|
Engineers and Santa Claus!
There are approximately two billion children (persons under 18) in
the world. However, since Santa does not visit children of Muslim,
Hindu, Jewish or Buddhist (except maybe in Japan) religions, this
reduces the workload for Christmas night to 15% of the total, or 378
million (according to the population reference bureau). At an
average (cencus) rate of 3.5 children per household, that comes to
108 million homes, presuming there is at least one good child in
each.
Santa has about 31 hours of Christmas to work with, thanks to
the different time zones and the rotation of the earth, assuming
east to west (which seems logical). This works out to 967.7 visits
per second. This is to say that for each Christian household with a
good child, Santa has around 1/1000th of a second to park his
sleigh, hop out, jump down the chimney, fill the stocking,
distribute the remaining presents under the tree, eat whatever
snacks have been left for him, get back up the chimney, jump into
the sleigh and get onto the next house.
Assuming that each of these 108 million stops is evenly distributed
around the earth (which, of course, we know to be false, but will
accept for the purposes of our calculations), we are now talking
about 0.78 miles per household; a total trip of 75.5 million miles,
not counting bathroom stops or breaks. This means that Santa's
sleigh is moving at 650 miles per second, 3000 times the speed of
sound. For purposes of comparison, the fastest man made vehicle, the
Ulysses space probe, moves at a poky 27.4 miles per second, and a
conventional reindeer can run (at best) 15 miles per hour.
The payload of the sleigh adds another interesting element. Assuming
that each child gets nothing more than a medium sized LEGO set (two
pounds), the sleigh is carrying over 500 thousand tons, not counting
Santa himself.
On land, a conventional reindeer can pull no more than 300 pounds.

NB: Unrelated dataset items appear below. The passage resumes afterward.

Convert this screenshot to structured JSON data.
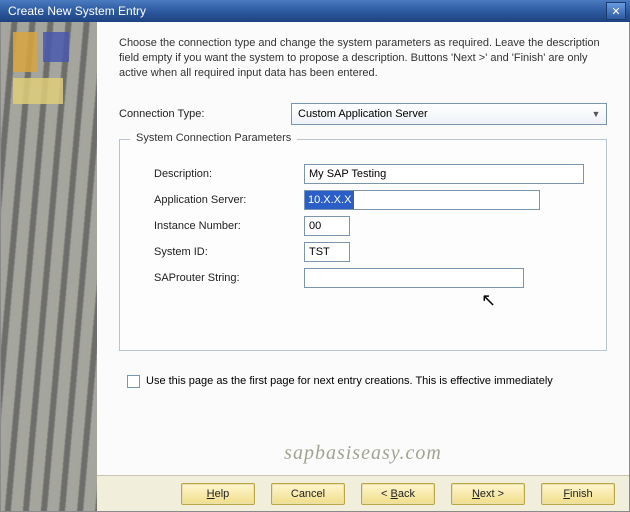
{
  "titlebar": {
    "title": "Create New System Entry"
  },
  "intro": "Choose the connection type and change the system parameters as required. Leave the description field empty if you want the system to propose a description. Buttons 'Next >' and 'Finish' are only active when all required input data has been entered.",
  "connection": {
    "label": "Connection Type:",
    "selected": "Custom Application Server"
  },
  "group": {
    "title": "System Connection Parameters",
    "fields": {
      "description": {
        "label": "Description:",
        "value": "My SAP Testing"
      },
      "appserver": {
        "label": "Application Server:",
        "value": "10.X.X.X"
      },
      "instance": {
        "label": "Instance Number:",
        "value": "00"
      },
      "systemid": {
        "label": "System ID:",
        "value": "TST"
      },
      "saprouter": {
        "label": "SAProuter String:",
        "value": ""
      }
    }
  },
  "checkbox": {
    "label": "Use this page as the first page for next entry creations. This is effective immediately",
    "checked": false
  },
  "watermark": "sapbasiseasy.com",
  "buttons": {
    "help": "Help",
    "cancel": "Cancel",
    "back": "< Back",
    "next": "Next >",
    "finish": "Finish"
  }
}
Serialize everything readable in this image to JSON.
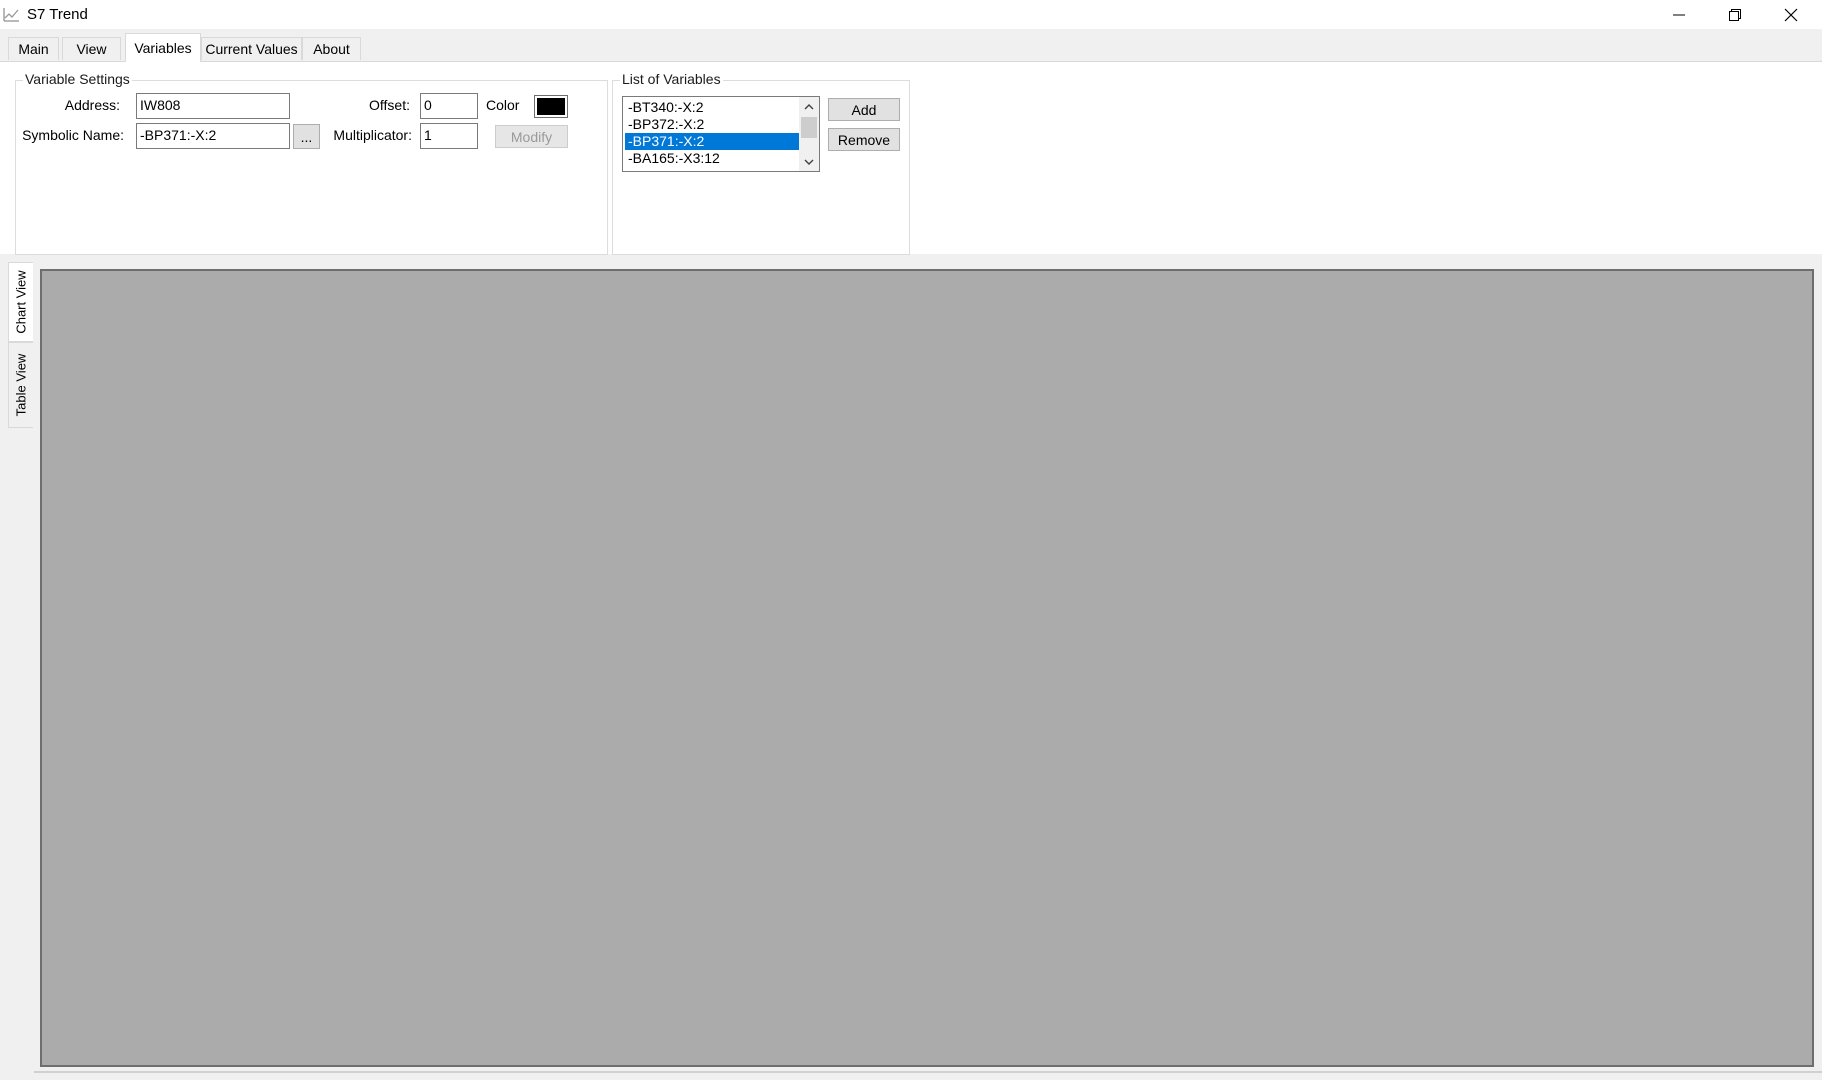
{
  "window": {
    "title": "S7 Trend",
    "icons": {
      "app": "chart-app-icon",
      "minimize": "minimize-icon",
      "restore": "restore-icon",
      "close": "close-icon"
    }
  },
  "tabs": [
    {
      "label": "Main",
      "active": false
    },
    {
      "label": "View",
      "active": false
    },
    {
      "label": "Variables",
      "active": true
    },
    {
      "label": "Current Values",
      "active": false
    },
    {
      "label": "About",
      "active": false
    }
  ],
  "variable_settings": {
    "caption": "Variable Settings",
    "address_label": "Address:",
    "address_value": "IW808",
    "symbolic_name_label": "Symbolic Name:",
    "symbolic_name_value": "-BP371:-X:2",
    "browse_label": "...",
    "offset_label": "Offset:",
    "offset_value": "0",
    "multiplicator_label": "Multiplicator:",
    "multiplicator_value": "1",
    "color_label": "Color",
    "color_value": "#000000",
    "modify_label": "Modify"
  },
  "list_of_variables": {
    "caption": "List of Variables",
    "items": [
      "-BT340:-X:2",
      "-BP372:-X:2",
      "-BP371:-X:2",
      "-BA165:-X3:12"
    ],
    "selected_index": 2,
    "add_label": "Add",
    "remove_label": "Remove"
  },
  "side_tabs": [
    {
      "label": "Chart View",
      "active": true
    },
    {
      "label": "Table View",
      "active": false
    }
  ],
  "colors": {
    "selection": "#0078d7",
    "chart_background": "#ababab"
  }
}
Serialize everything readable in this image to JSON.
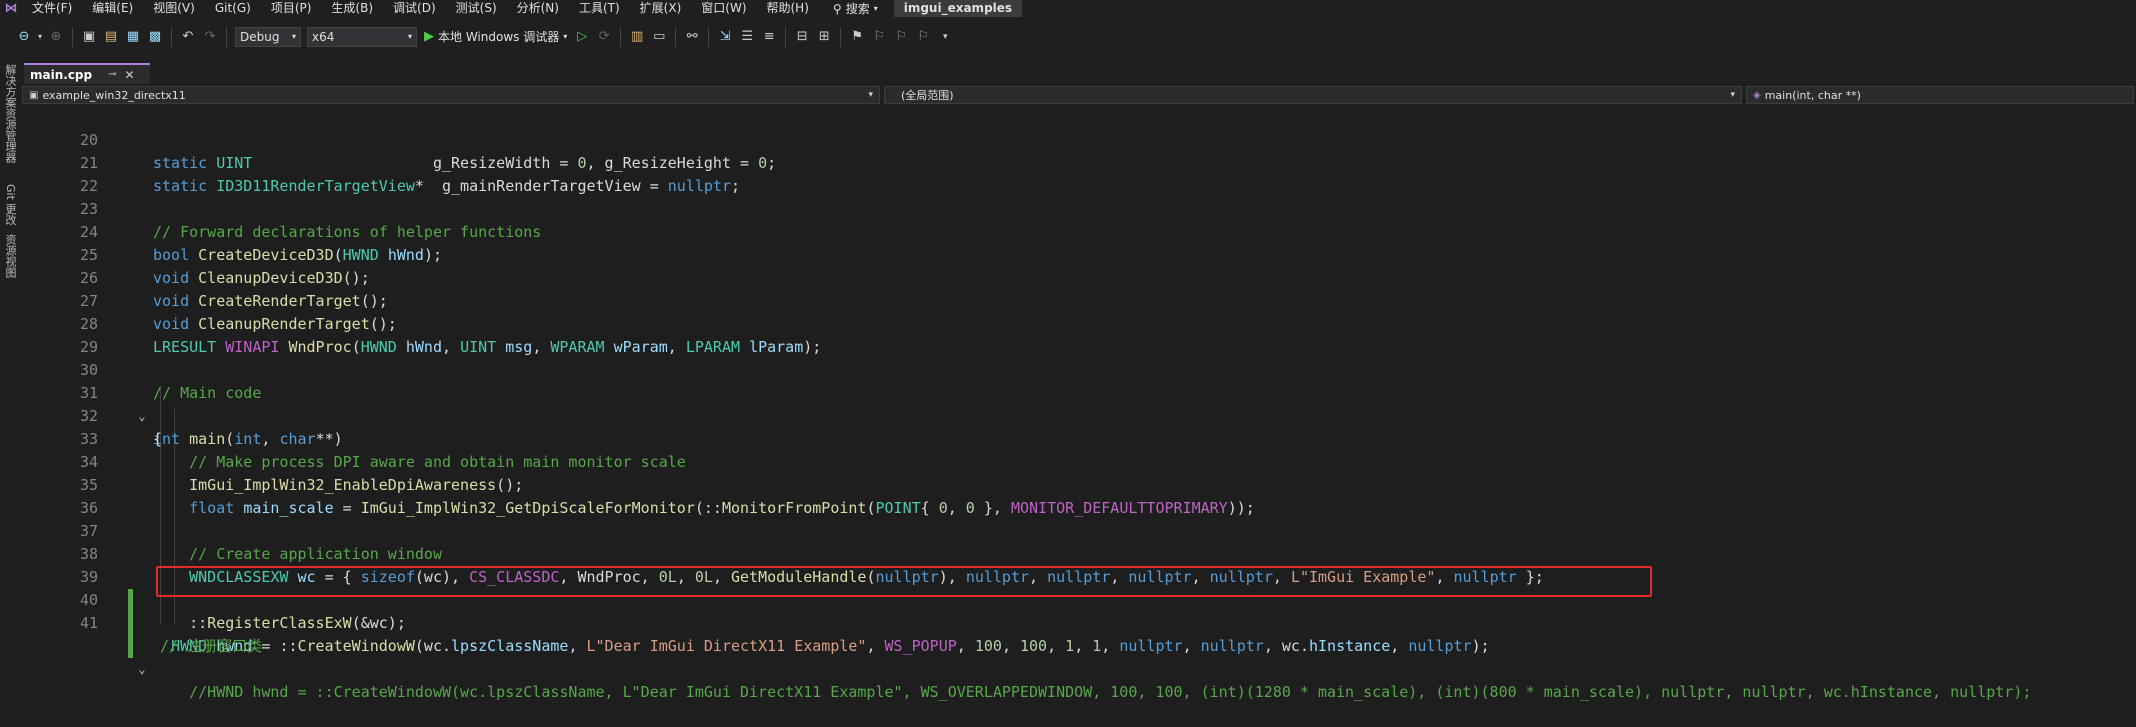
{
  "menu": {
    "items": [
      "文件(F)",
      "编辑(E)",
      "视图(V)",
      "Git(G)",
      "项目(P)",
      "生成(B)",
      "调试(D)",
      "测试(S)",
      "分析(N)",
      "工具(T)",
      "扩展(X)",
      "窗口(W)",
      "帮助(H)"
    ],
    "search_label": "搜索",
    "solution_name": "imgui_examples"
  },
  "toolbar": {
    "configuration": "Debug",
    "platform": "x64",
    "run_label": "本地 Windows 调试器"
  },
  "left_panel": {
    "labels": [
      "解决方案资源管理器",
      "Git 更改",
      "资源视图"
    ]
  },
  "tabs": [
    {
      "label": "main.cpp",
      "pin": "⊸",
      "close": "✕"
    }
  ],
  "navbar": {
    "project": "example_win32_directx11",
    "scope": "(全局范围)",
    "member": "main(int, char **)"
  },
  "editor": {
    "line_numbers": [
      "20",
      "21",
      "22",
      "23",
      "24",
      "25",
      "26",
      "27",
      "28",
      "29",
      "30",
      "31",
      "32",
      "33",
      "34",
      "35",
      "36",
      "37",
      "38",
      "39",
      "40",
      "41"
    ]
  },
  "colors": {
    "accent": "#b180d7",
    "highlight_box": "#e02b2b",
    "modified_bar": "#57a64a"
  }
}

Even granting that the "flying" reindeer can pull 10 times the
normal amount, the job can't be done with eight or even nine of
them---Santa would need 360,000 of them. This increases the payload,
not counting the weight of the sleigh, another 54,000 tons, or
roughly seven times the weight of the Queen Elizabeth (the ship not
the monarch).
600,000 tons travelling at 650 miles per second creates enormous air
resistance - this would heat up the reindeer in the same fashion as
a spacecraft re-entering the earth's atmosphere. The lead pair of
reindeer would absorb 14.3 quintillion joules of energy per second
each. In short, they would burst into flames almost instantaneously,
exposing the reindeer behind them and creating deafening sonic booms
in their wake. The entire reindeer team would be vaporised within
4.26 thousandths of a second, or right about the same time that
Santa reached the fifth house on his trip.
Not that it matters, however, since Santa, as a result of
accelerating from a dead stop to 650 m.p.s in 0.001 seconds, would
be subjected to acceleration forces of 17,000 g's. A 250 pound Santa
(which seems ludicrously slim) would be pinned to the back of the
sleigh by 4,315,015 pounds of force, instantly crushing his bones
and organs and reducing him to a quivering blob of pink goo.
Therefore, if Santa did exist, he's dead now. Merry Christmas.
Author Unknown!
Merry Christmas!
A note for children: Engineers might be very good in "Quantum Physics"
but they are very poor in "Santa Physics."